Dan and Diana Brooker bought their century-old house in 2008, and it’s been one fix-it-up project after another ever since. Simple things included installing contemporary chandeliers in several rooms and adding new coats of paint, some of which the Brookers did themselves.
But tackling major jobs — gutting the kitchen, tearing out walls, replacing box gutters, updating and expanding bathrooms, plastering and rebuilding the front porch — was beyond their skill level.
After seven years, you might think they would be exhausted with this old house. But they approach projects with seemingly unflagging energy and enthusiasm.
“It’s been an adventure,” said Diana Brooker, a partner in Barron & Brooker Group, a division of Keller Williams. “I love houses. That’s why I’m in real estate.,” she said. Dan Brooker works at Toyota.
Luckily for their house at 604 South Broadway, Diana has a background in interior and industrial design and facilities management. She has been less daunted by projects that might cause the faint-hearted to wilt, like the prospect of replacing all the windows in the three-story house.
The Brookers’ house is one of five that will be open Sunday for the 24th annual Holiday Homes Tour sponsored by the Scott County Arts Consortium. The houses are within easy walking distance of each other, just a few blocks south of Main Street.
Past tours have included estates and large churches, said Jan AtLee, chairwoman of the consortium board.
“The homes this year are ones within the (financial) reach of a lot of people. But it does mean giving them a good bit of attention.”
This year’s tour might be called Restoration 101 because of the extensive work the Brookers and other owners have done on their houses.
Bob Davin’s home at 116 Highland Court, which he and his wife Mary Beth have lived in for 26 years, will be on the tour.
“My ‘voice of experience’ for others is to have a good general contractor,” he said. “Our contractor points out things that need to be done. I can’t always do them, but I know what they are.”
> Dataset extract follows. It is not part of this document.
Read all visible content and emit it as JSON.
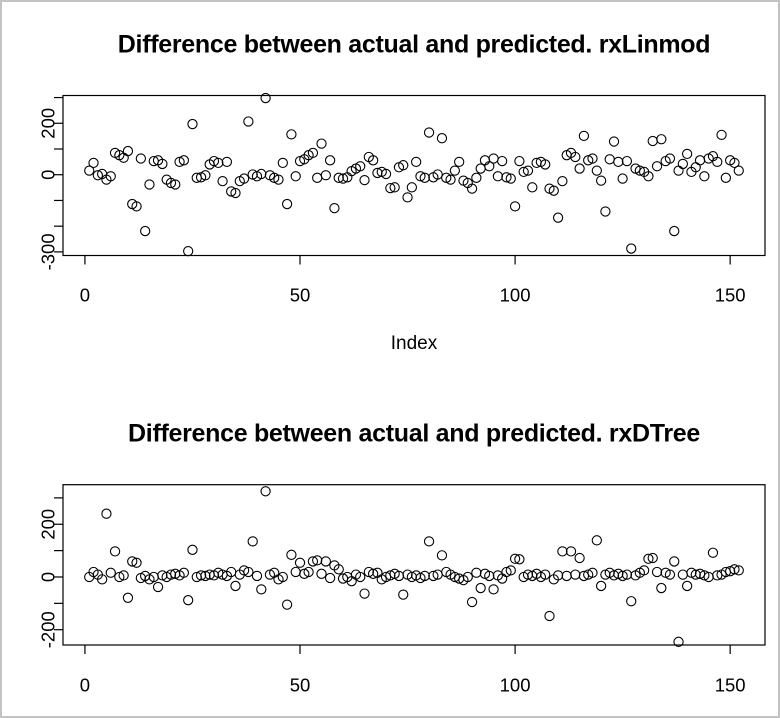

The Brookers and their four children moved from a house on five acres about five miles outside of town in 2008 to their home on South Broadway. Their Victorian house was built about 100 years earlier by G. H. Nunnelley, a leading Georgetown builder at the time, and owner of the local lumber company.
Diana Brooker served as her own general contractor, but she has reliable workmen she turned to when she gutted the kitchen, opened up the original backdoor that had been covered over and cut a new window for a view into the backyard. An island was added and hardwood floors installed.
The dropped ceiling was removed, and the ceiling taken back to its original 10-foot height. Kitchen cupboards extend to the ceiling for more storage space. Her latest idea is to “blow out the ceiling and put in wooden beams in there.” That’s in the future, but it’s on the list.
A first-floor study was converted to the master bedroom with the adjoining half-bath expanded into a full-size bathroom, painted sparkling white with white marble floors.
The house has three bedrooms on the second floor. The third floor is partially finished with a bedroom and storage space. The Brookers have one daughter still at home, and three adult children.
From time to time, Diana Brooker calls Preservation Kentucky, a statewide non-profit historic preservation organization, for advice on projects, like whether the old windows throughout the house should be replaced or repaired.
“They said repair the old windows, then get good quality storm windows that have a good seal,” she said. Check, that’s done.
The most recent job was to rebuild the front porch starting with a new stone foundation and flooring, and restoring 10 columns, several of which were badly damaged in a hail storm.
The cost of new columns was going to be $2,000 each. Instead of buying new, Diana’s brother came to Georgetown for six weeks and took down all the columns. They were hollow and cracking from the inside out because of water pouring down inside. Each was painstakingly repaired, with new bases and decorative tops added. He also replaced the beams and trim around the porch. The porch is now a favorite spot to sit in the summer, she said.
To a visitor, the house looks beautiful, inside and out. But Diana sees “a lot yet to do.” Like turning the third floor bedroom into a room with a large-screen TV where everybody can hang out when they come home. She also wants to paint the living room and landscape the yard.
“I’m obsessive, can you tell?” she laughed. “Every once in a while you have to step back and take a breath. Then we start again,” she said.
Her neighbor Bob Divan voiced a similar sentiment. “If you live in an old house, it’s always something. It’s just a matter of having the money to do it,” he said.
Proceeds from Sunday’s tour will go toward renovation of the 1892 jail, part of the Scott County Arts & Cultural/Welcome Center complex at 117 North Water Street. Victorian clothes and accessories will be for sale from 3-5 p.m. Sunday at the Old Jailer’s House, part of the welcome center.
Reach Beverly Fortune, former Herald-Leader reporter, at email@example.com: 859-948-7846
Scott County Arts Consortium Holiday House Tour
When: 1 to 5 p.m. Sunday
Where: Five historic houses in Georgetown: 604 South Broadway, 105 Highland Court, 109 Highland Court, 116 Highland Court, 514 Estill Court
Admission: $10 per person. Purchase tickets and maps at any of the five houses or at the Old Jailer’s House, 117 North Water Street.